After that, and with the example of the site.hs of the author, the only significant problem was designing a sort routine to keep the posts in chronological order, which turned out to be a non-issue. The previously mentioned blog also uses a similar layout and had already rewritten the chronological function. With that as an example, generating my own chronological function was relatively simple, resulting in the following.

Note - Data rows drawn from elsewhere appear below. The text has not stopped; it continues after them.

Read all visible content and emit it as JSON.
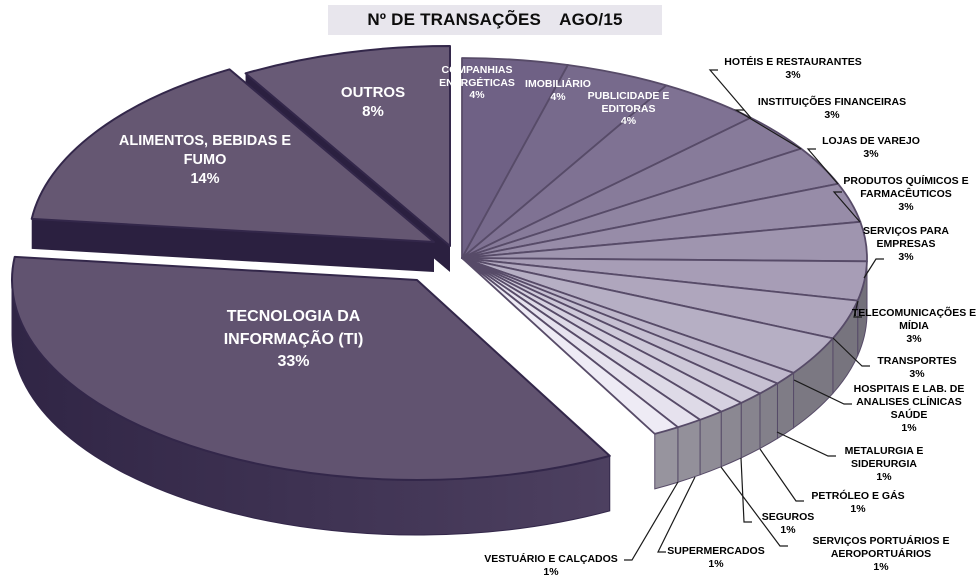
{
  "title": {
    "text": "Nº DE TRANSAÇÕES",
    "period": "AGO/15"
  },
  "colors": {
    "background": "#ffffff",
    "title_bg": "#e8e6ed",
    "separator": "#574b68",
    "big_separator": "#33274a",
    "cut_face": "#2b2040",
    "side_ti_dark": "#302545",
    "side_ti_light": "#4d4060",
    "leader_line": "#1a1a1a"
  },
  "chart_data": {
    "type": "pie",
    "title": "Nº DE TRANSAÇÕES AGO/15",
    "unit": "%",
    "order": "clockwise-from-top",
    "slices": [
      {
        "key": "companhias",
        "label": "COMPANHIAS ENERGÉTICAS",
        "pct": 4,
        "pct_label": "4%",
        "color": "#6f6185",
        "side": "#696671"
      },
      {
        "key": "imobiliario",
        "label": "IMOBILIÁRIO",
        "pct": 4,
        "pct_label": "4%",
        "color": "#776a8c",
        "side": "#6b6873"
      },
      {
        "key": "publicidade",
        "label": "PUBLICIDADE E EDITORAS",
        "pct": 4,
        "pct_label": "4%",
        "color": "#7f7293",
        "side": "#6c6974"
      },
      {
        "key": "hoteis",
        "label": "HOTÉIS E RESTAURANTES",
        "pct": 3,
        "pct_label": "3%",
        "color": "#877b9a",
        "side": "#6d6a75"
      },
      {
        "key": "instituicoes",
        "label": "INSTITUIÇÕES FINANCEIRAS",
        "pct": 3,
        "pct_label": "3%",
        "color": "#8f84a1",
        "side": "#6e6b76"
      },
      {
        "key": "lojas",
        "label": "LOJAS DE VAREJO",
        "pct": 3,
        "pct_label": "3%",
        "color": "#978ca8",
        "side": "#6f6c77"
      },
      {
        "key": "produtos",
        "label": "PRODUTOS QUÍMICOS E FARMACÊUTICOS",
        "pct": 3,
        "pct_label": "3%",
        "color": "#9f95af",
        "side": "#706d78"
      },
      {
        "key": "servicos_empresas",
        "label": "SERVIÇOS PARA EMPRESAS",
        "pct": 3,
        "pct_label": "3%",
        "color": "#a79db6",
        "side": "#73707a"
      },
      {
        "key": "telecom",
        "label": "TELECOMUNICAÇÕES E MÍDIA",
        "pct": 3,
        "pct_label": "3%",
        "color": "#afa6bd",
        "side": "#77747e"
      },
      {
        "key": "transportes",
        "label": "TRANSPORTES",
        "pct": 3,
        "pct_label": "3%",
        "color": "#b6afc4",
        "side": "#7b7882"
      },
      {
        "key": "hospitais",
        "label": "HOSPITAIS E LAB. DE ANALISES CLÍNICAS SAÚDE",
        "pct": 1,
        "pct_label": "1%",
        "color": "#beb7cb",
        "side": "#7f7c86"
      },
      {
        "key": "metalurgia",
        "label": "METALURGIA E SIDERURGIA",
        "pct": 1,
        "pct_label": "1%",
        "color": "#c6c0d2",
        "side": "#83808a"
      },
      {
        "key": "petroleo",
        "label": "PETRÓLEO E GÁS",
        "pct": 1,
        "pct_label": "1%",
        "color": "#cec9d9",
        "side": "#87848e"
      },
      {
        "key": "seguros",
        "label": "SEGUROS",
        "pct": 1,
        "pct_label": "1%",
        "color": "#d6d1e0",
        "side": "#8b8892"
      },
      {
        "key": "servicos_portuarios",
        "label": "SERVIÇOS PORTUÁRIOS E AEROPORTUÁRIOS",
        "pct": 1,
        "pct_label": "1%",
        "color": "#dedae7",
        "side": "#8f8c96"
      },
      {
        "key": "supermercados",
        "label": "SUPERMERCADOS",
        "pct": 1,
        "pct_label": "1%",
        "color": "#e6e2ee",
        "side": "#93909a"
      },
      {
        "key": "vestuario",
        "label": "VESTUÁRIO E CALÇADOS",
        "pct": 1,
        "pct_label": "1%",
        "color": "#eeebf5",
        "side": "#97949e"
      },
      {
        "key": "ti",
        "label": "TECNOLOGIA DA INFORMAÇÃO (TI)",
        "pct": 33,
        "pct_label": "33%",
        "color": "#615370",
        "side": "#443858"
      },
      {
        "key": "alimentos",
        "label": "ALIMENTOS, BEBIDAS E FUMO",
        "pct": 14,
        "pct_label": "14%",
        "color": "#655772",
        "side": "#3a2e4f"
      },
      {
        "key": "outros",
        "label": "OUTROS",
        "pct": 8,
        "pct_label": "8%",
        "color": "#685a76",
        "side": "#3a2e4f"
      }
    ]
  }
}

import System.FilePath (splitDirectories, joinPath)
import Data.List (sortBy)
import Data.Ord (comparing)

-- | Sort pages chronologically. This function assumes that the pages have a
-- @posts/year/month/day/title/index.md@ naming scheme.
chronological :: [Item a] -> [Item a]
chronological = sortBy $ comparing $
    joinPath . take 3 . drop 2 . splitDirectories . toFilePath . itemIdentifier

Note that I use this by importing Hakyll as follows.

import Hakyll hiding (chronological)

Of course, shortly after I was able to get the above function functional, Hakyll was upgraded to version 4.2.X, which automatically sorts based on "published" metadata if it exists. Harumph.

The last item on the agenda was allowing access to the source files from within the website itself (copy the source files along with the compiled files). Making the original markdown files available turned out to be simpler than it originally seemed, requiring only addition of another match and specification of the version when loading snapshots. Just make sure to define the postPattern.

postPattern = "posts/*/*/*/*/index.md"

Copy the raw posts and define the version.

-- Make sure to copy the raw posts
match postPattern $ version "raw" $ do
route $ idRoute
compile $ getResourceBody

When loading snapshots later on, just make sure to refer to the snapshots not associated with a version... otherwise, the result will probably not be what you intend.

loadAllSnapshots (postPattern .&&. hasNoVersion) "content"

With that, all the basics were in place, with nothing to do except tweak and work on items that are not absolutely required (breadcrumbs being a good example of something desired but not required). As it is, you should be reading this on the new and improved site. I will put a TODO list up on the facets page to indicate what is left to be done.